Years ago, I read Paterson’s book, Bridge to Terabithia, but I didn’t know the backstory of this book, which is her most famous one and won the Newberry Prize. She told about how, when her son was eight, his best friend was a neighbor girl who was struck by lightning while at the beach. Her son felt he had done something bad for her to have died. She struggled with this because she didn’t have a satisfactory answer why the world is a “dark land where bad things happen to good people.” Because we deal with a God of justice and mercy, we must struggle with such situations. Otherwise, we could just pass it off as random event. She wrote Bridgefor herself, as she tried to understand both the girl’s death and her son’s reaction to it.  She also noted how there were those who criticized the book and acknowledged that any story that has power also has the power to offend. Then she offered several examples of people who had read the book as a child and reached out to her later in their lives, telling her how the book helped them through dark periods. 

Drawing on an analogy of a waiting room for a children’s ICU, she suggested there are two kinds of parents who sit there. One is the Psalm 23 parents who see themselves and their child walking with God through the darkness. The other parents are the Psalm 22 ones who cry out to God in anger. 

Quotes: 

“We who work with words are loaded with dynamite, but can bring hope and healing to the world. 

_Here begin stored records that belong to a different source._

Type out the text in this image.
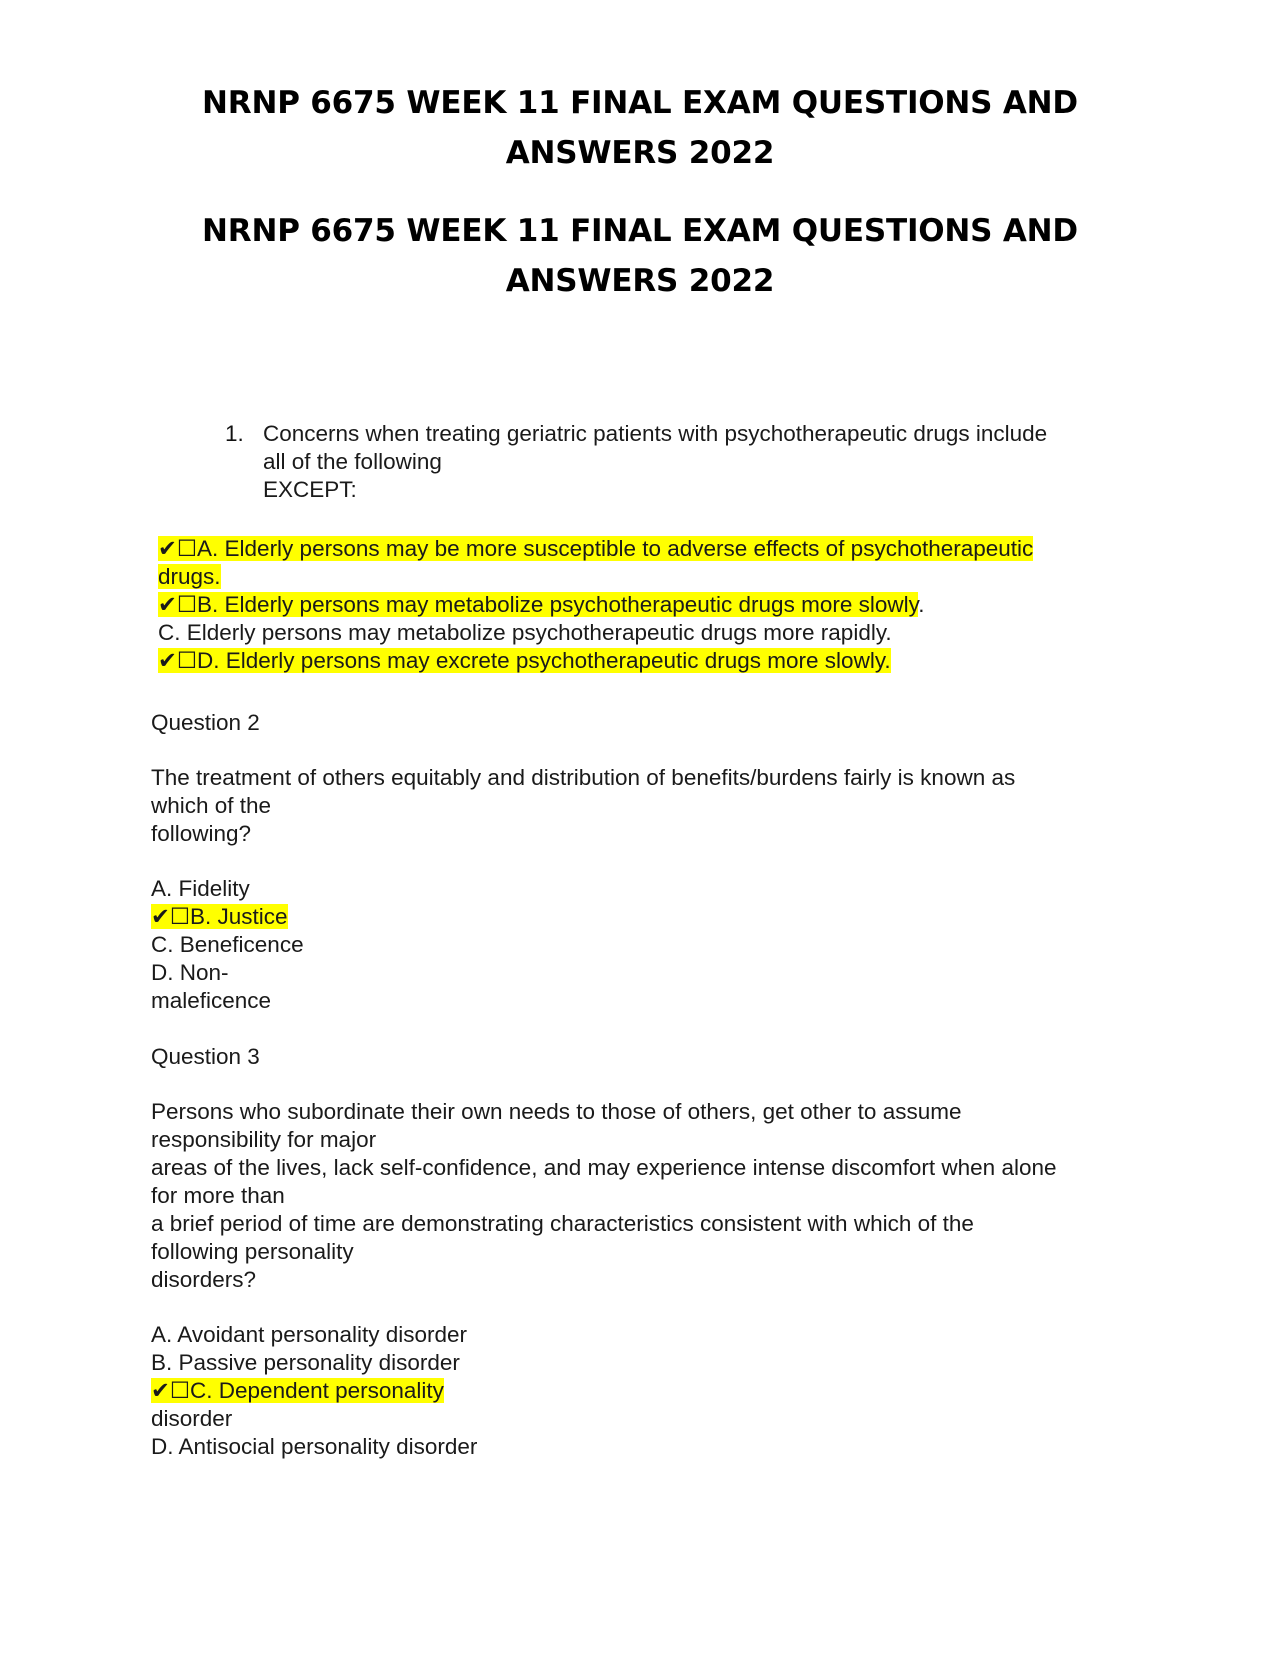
NRNP 6675 WEEK 11 FINAL EXAM QUESTIONS AND
ANSWERS 2022
NRNP 6675 WEEK 11 FINAL EXAM QUESTIONS AND
ANSWERS 2022
1. Concerns when treating geriatric patients with psychotherapeutic drugs include
all of the following
EXCEPT:
✔☐A. Elderly persons may be more susceptible to adverse effects of psychotherapeutic
drugs.
✔☐B. Elderly persons may metabolize psychotherapeutic drugs more slowly.
C. Elderly persons may metabolize psychotherapeutic drugs more rapidly.
✔☐D. Elderly persons may excrete psychotherapeutic drugs more slowly.
Question 2
The treatment of others equitably and distribution of benefits/burdens fairly is known as
which of the
following?
A. Fidelity
✔☐B. Justice
C. Beneficence
D. Non-
maleficence
Question 3
Persons who subordinate their own needs to those of others, get other to assume
responsibility for major
areas of the lives, lack self-confidence, and may experience intense discomfort when alone
for more than
a brief period of time are demonstrating characteristics consistent with which of the
following personality
disorders?
A. Avoidant personality disorder
B. Passive personality disorder
✔☐C. Dependent personality
disorder
D. Antisocial personality disorder
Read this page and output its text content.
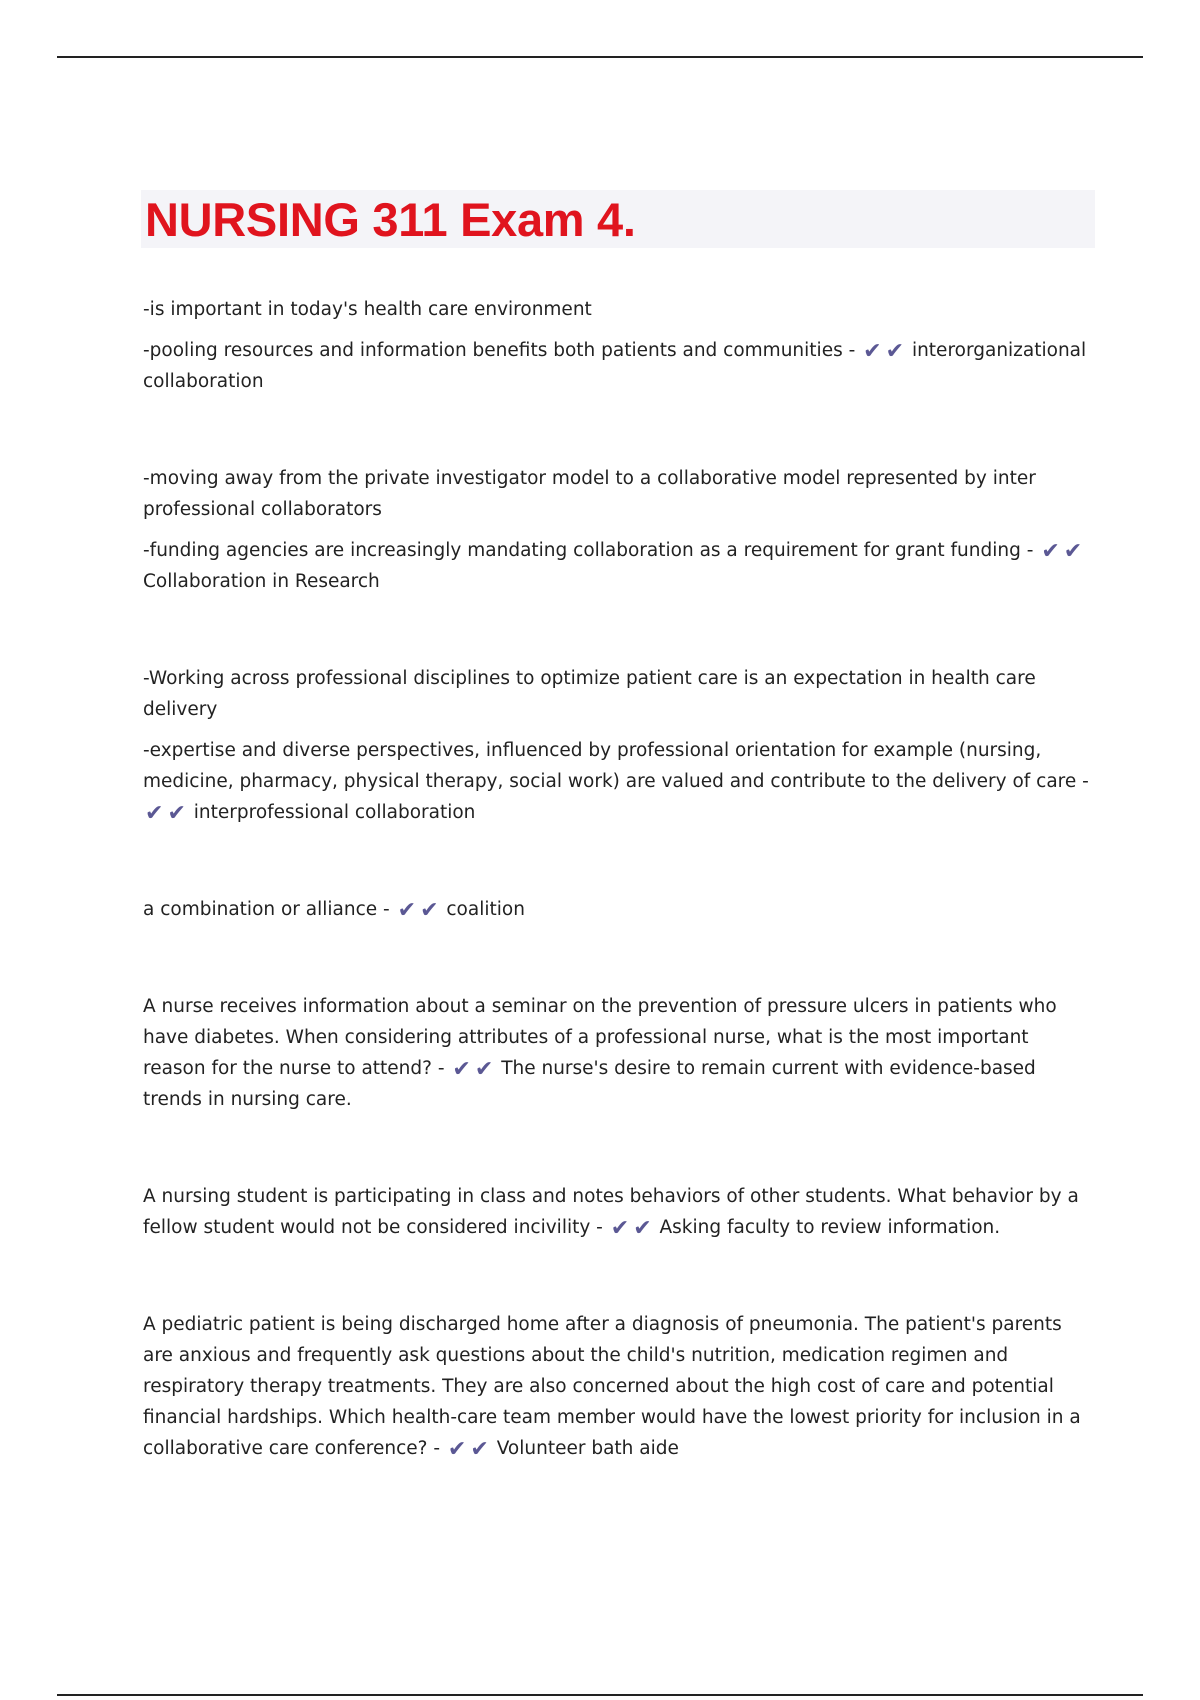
NURSING 311 Exam 4.

-is important in today's health care environment

-pooling resources and information benefits both patients and communities - ✔ ✔ interorganizational collaboration

-moving away from the private investigator model to a collaborative model represented by inter professional collaborators

-funding agencies are increasingly mandating collaboration as a requirement for grant funding - ✔ ✔ Collaboration in Research

-Working across professional disciplines to optimize patient care is an expectation in health care delivery

-expertise and diverse perspectives, influenced by professional orientation for example (nursing, medicine, pharmacy, physical therapy, social work) are valued and contribute to the delivery of care - ✔ ✔ interprofessional collaboration

a combination or alliance - ✔ ✔ coalition

A nurse receives information about a seminar on the prevention of pressure ulcers in patients who have diabetes. When considering attributes of a professional nurse, what is the most important reason for the nurse to attend? - ✔ ✔ The nurse's desire to remain current with evidence-based trends in nursing care.

A nursing student is participating in class and notes behaviors of other students. What behavior by a fellow student would not be considered incivility - ✔ ✔ Asking faculty to review information.

A pediatric patient is being discharged home after a diagnosis of pneumonia. The patient's parents are anxious and frequently ask questions about the child's nutrition, medication regimen and respiratory therapy treatments. They are also concerned about the high cost of care and potential financial hardships. Which health-care team member would have the lowest priority for inclusion in a collaborative care conference? - ✔ ✔ Volunteer bath aide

The most important thing is for the word to become flesh. 

Afternoon session

The afternoon session included a discussion with Volf (see above) and a presentation by S. D. Smith and Lewis Brodgan. Because of another commitment, I had to leave before Brogdan spoke, but this year I came away with one of his books which I look forward to read. Last year I found him to be an engaging and thoughtful speaker.

S. D. Smith

Smith, along with Anderson and Lewis, is one of the original founders of HopeWords. He is a fantasy author, which is a genre I seldom read. As a speaker, he’s funny and began by making fun of himself and his lack of awards. His message warned the church that we often push the “creative types” into the enemy’s camp, but that we need such people in the church to help us make sense of the world. 

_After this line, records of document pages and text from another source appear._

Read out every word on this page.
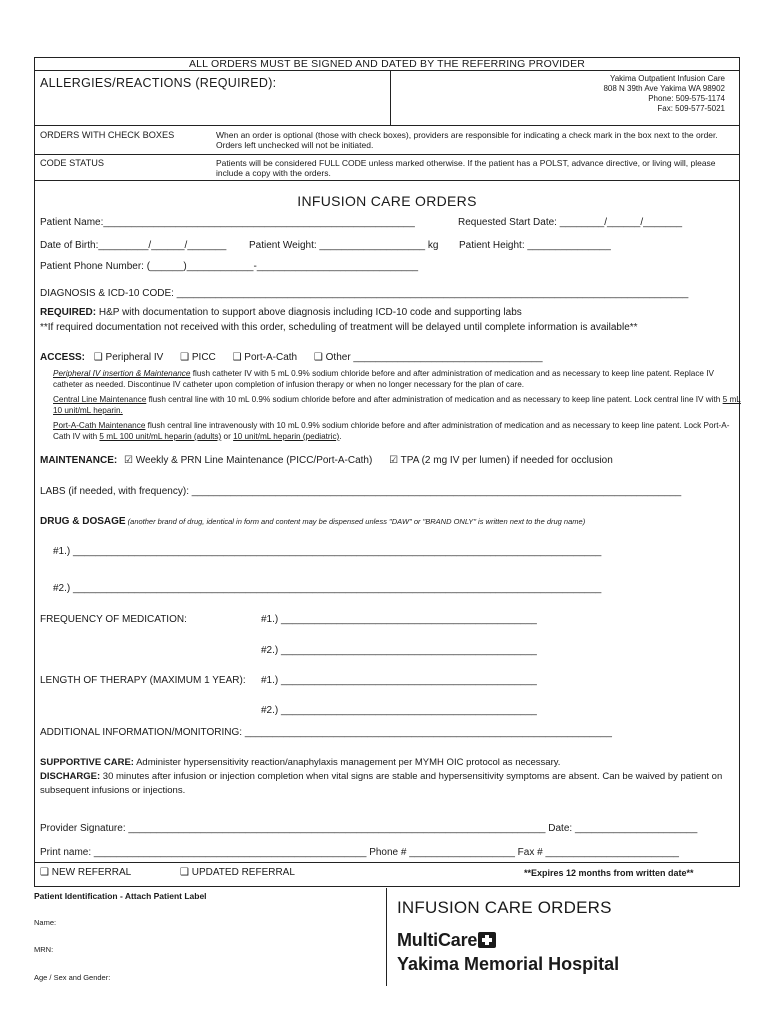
ALL ORDERS MUST BE SIGNED AND DATED BY THE REFERRING PROVIDER
ALLERGIES/REACTIONS (REQUIRED):	Yakima Outpatient Infusion Care
808 N 39th Ave Yakima WA 98902
Phone: 509-575-1174
Fax: 509-577-5021
ORDERS WITH CHECK BOXES	When an order is optional (those with check boxes), providers are responsible for indicating a check mark in the box next to the order. Orders left unchecked will not be initiated.
CODE STATUS	Patients will be considered FULL CODE unless marked otherwise. If the patient has a POLST, advance directive, or living will, please include a copy with the orders.
INFUSION CARE ORDERS
Patient Name:________________________________________________________	Requested Start Date: ________/______/_______
Date of Birth:_________/______/_______ Patient Weight: ___________________ kg Patient Height: _______________
Patient Phone Number: (______)____________-_____________________________
DIAGNOSIS & ICD-10 CODE: ____________________________________________________________________________________________
REQUIRED: H&P with documentation to support above diagnosis including ICD-10 code and supporting labs
**If required documentation not received with this order, scheduling of treatment will be delayed until complete information is available**
ACCESS: ❑ Peripheral IV ❑ PICC ❑ Port-A-Cath ❑ Other __________________________________
Peripheral IV insertion & Maintenance flush catheter IV with 5 mL 0.9% sodium chloride before and after administration of medication and as necessary to keep line patent. Replace IV catheter as needed. Discontinue IV catheter upon completion of infusion therapy or when no longer necessary for the plan of care.
Central Line Maintenance flush central line with 10 mL 0.9% sodium chloride before and after administration of medication and as necessary to keep line patent. Lock central line IV with 5 mL 10 unit/mL heparin.
Port-A-Cath Maintenance flush central line intravenously with 10 mL 0.9% sodium chloride before and after administration of medication and as necessary to keep line patent. Lock Port-A-Cath IV with 5 mL 100 unit/mL heparin (adults) or 10 unit/mL heparin (pediatric).
MAINTENANCE: ☑ Weekly & PRN Line Maintenance (PICC/Port-A-Cath) ☑ TPA (2 mg IV per lumen) if needed for occlusion
LABS (if needed, with frequency): ________________________________________________________________________________________
DRUG & DOSAGE (another brand of drug, identical in form and content may be dispensed unless "DAW" or "BRAND ONLY" is written next to the drug name)
#1.) _______________________________________________________________________________________________
#2.) _______________________________________________________________________________________________
FREQUENCY OF MEDICATION:	#1.) ______________________________________________
#2.) ______________________________________________
LENGTH OF THERAPY (MAXIMUM 1 YEAR): #1.) ______________________________________________
#2.) ______________________________________________
ADDITIONAL INFORMATION/MONITORING: __________________________________________________________________
SUPPORTIVE CARE: Administer hypersensitivity reaction/anaphylaxis management per MYMH OIC protocol as necessary.
DISCHARGE: 30 minutes after infusion or injection completion when vital signs are stable and hypersensitivity symptoms are absent. Can be waived by patient on subsequent infusions or injections.
Provider Signature: ___________________________________________________________________________ Date: ______________________
Print name: _________________________________________________ Phone # ___________________ Fax # ________________________
❑ NEW REFERRAL	❑ UPDATED REFERRAL	**Expires 12 months from written date**
Patient Identification - Attach Patient Label
Name:
MRN:
Age / Sex and Gender:
INFUSION CARE ORDERS
MultiCare
Yakima Memorial Hospital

While he doesn’t have an MFA, he used the letters in a different way to illustrate his discussion on writing.

M is for modesty (we write from our own center)

F is for fidelity (we are to be faithful to Christ and his church).
“If our writing is not doxological, it will be diabolical.” 

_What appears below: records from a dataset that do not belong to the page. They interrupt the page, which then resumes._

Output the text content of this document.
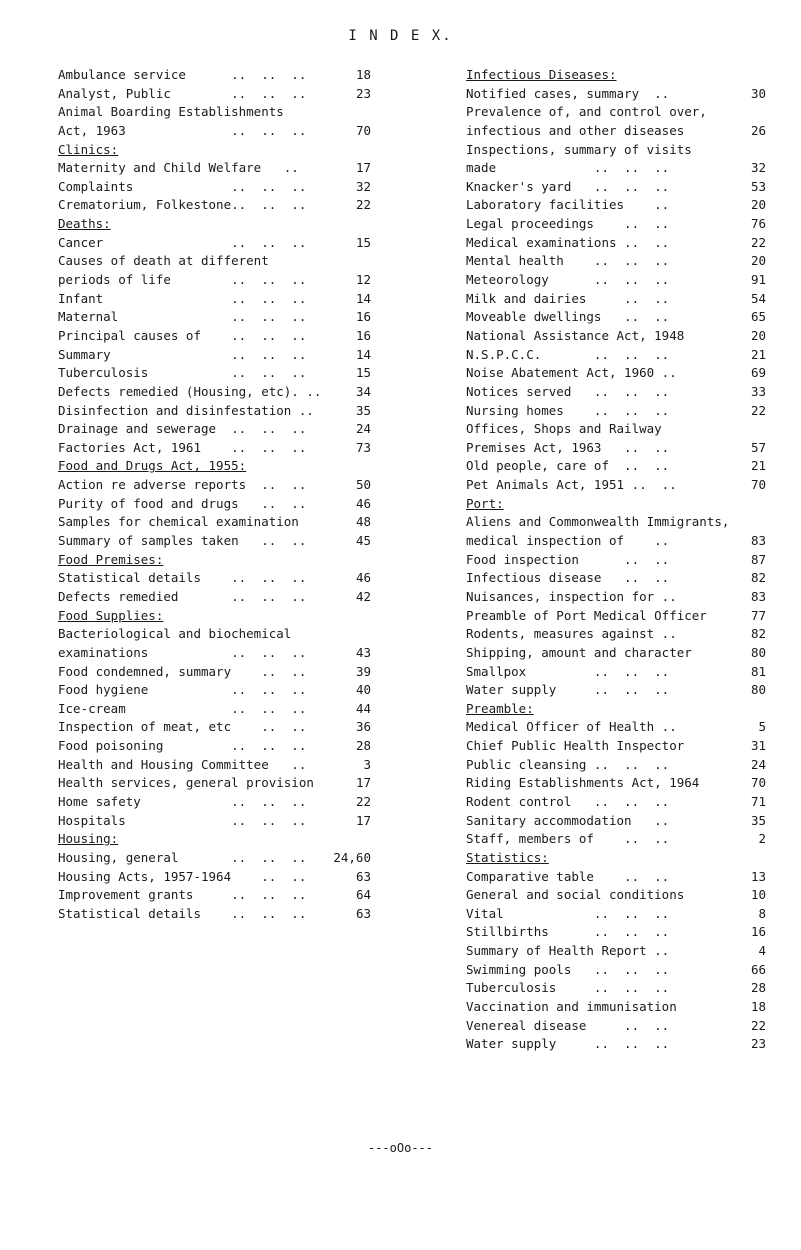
I N D E X.
Ambulance service      ..  ..  ..	18
Analyst, Public        ..  ..  ..	23
Animal Boarding Establishments
Act, 1963              ..  ..  ..	70
Clinics:
Maternity and Child Welfare   ..	17
Complaints             ..  ..  ..	32
Crematorium, Folkestone..  ..  ..	22
Deaths:
Cancer                 ..  ..  ..	15
Causes of death at different
periods of life        ..  ..  ..	12
Infant                 ..  ..  ..	14
Maternal               ..  ..  ..	16
Principal causes of    ..  ..  ..	16
Summary                ..  ..  ..	14
Tuberculosis           ..  ..  ..	15
Defects remedied (Housing, etc). ..	34
Disinfection and disinfestation ..	35
Drainage and sewerage  ..  ..  ..	24
Factories Act, 1961    ..  ..  ..	73
Food and Drugs Act, 1955:
Action re adverse reports  ..  ..	50
Purity of food and drugs   ..  ..	46
Samples for chemical examination	48
Summary of samples taken   ..  ..	45
Food Premises:
Statistical details    ..  ..  ..	46
Defects remedied       ..  ..  ..	42
Food Supplies:
Bacteriological and biochemical
examinations           ..  ..  ..	43
Food condemned, summary    ..  ..	39
Food hygiene           ..  ..  ..	40
Ice-cream              ..  ..  ..	44
Inspection of meat, etc    ..  ..	36
Food poisoning         ..  ..  ..	28
Health and Housing Committee   ..	3
Health services, general provision	17
Home safety            ..  ..  ..	22
Hospitals              ..  ..  ..	17
Housing:
Housing, general       ..  ..  ..	24,60
Housing Acts, 1957-1964    ..  ..	63
Improvement grants     ..  ..  ..	64
Statistical details    ..  ..  ..	63
Infectious Diseases:
Notified cases, summary  ..	30
Prevalence of, and control over,
infectious and other diseases	26
Inspections, summary of visits
made             ..  ..  ..	32
Knacker's yard   ..  ..  ..	53
Laboratory facilities    ..	20
Legal proceedings    ..  ..	76
Medical examinations ..  ..	22
Mental health    ..  ..  ..	20
Meteorology      ..  ..  ..	91
Milk and dairies     ..  ..	54
Moveable dwellings   ..  ..	65
National Assistance Act, 1948	20
N.S.P.C.C.       ..  ..  ..	21
Noise Abatement Act, 1960 ..	69
Notices served   ..  ..  ..	33
Nursing homes    ..  ..  ..	22
Offices, Shops and Railway
Premises Act, 1963   ..  ..	57
Old people, care of  ..  ..	21
Pet Animals Act, 1951 ..  ..	70
Port:
Aliens and Commonwealth Immigrants,
medical inspection of    ..	83
Food inspection      ..  ..	87
Infectious disease   ..  ..	82
Nuisances, inspection for ..	83
Preamble of Port Medical Officer	77
Rodents, measures against ..	82
Shipping, amount and character	80
Smallpox         ..  ..  ..	81
Water supply     ..  ..  ..	80
Preamble:
Medical Officer of Health ..	5
Chief Public Health Inspector	31
Public cleansing ..  ..  ..	24
Riding Establishments Act, 1964	70
Rodent control   ..  ..  ..	71
Sanitary accommodation   ..	35
Staff, members of    ..  ..	2
Statistics:
Comparative table    ..  ..	13
General and social conditions	10
Vital            ..  ..  ..	8
Stillbirths      ..  ..  ..	16
Summary of Health Report ..	4
Swimming pools   ..  ..  ..	66
Tuberculosis     ..  ..  ..	28
Vaccination and immunisation	18
Venereal disease     ..  ..	22
Water supply     ..  ..  ..	23
---oOo---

A is for audaciously (we are to be bold). 

Smith also reminded us that in the big picture, we are between redemption and restoration (R&R, but it doesn’t feel so relaxing and restful).  We are to live “until our death scene.” 

HopeWords 2024

Part of next year’s lineup has already been set. The keynote speaker will be Daniel Nayeri, who is an Iranian-American Christian writer and author of Everything Sad is Untrue.  Here is the link: https://madetoflourish.regfox.com/hopewords-2024 I hope I can attend again, but I am also hoping to once again attend the Festival of Faith and Writing at Calvin University in Grand Rapids, Michigan. God willing, I plan to attend one of these two events.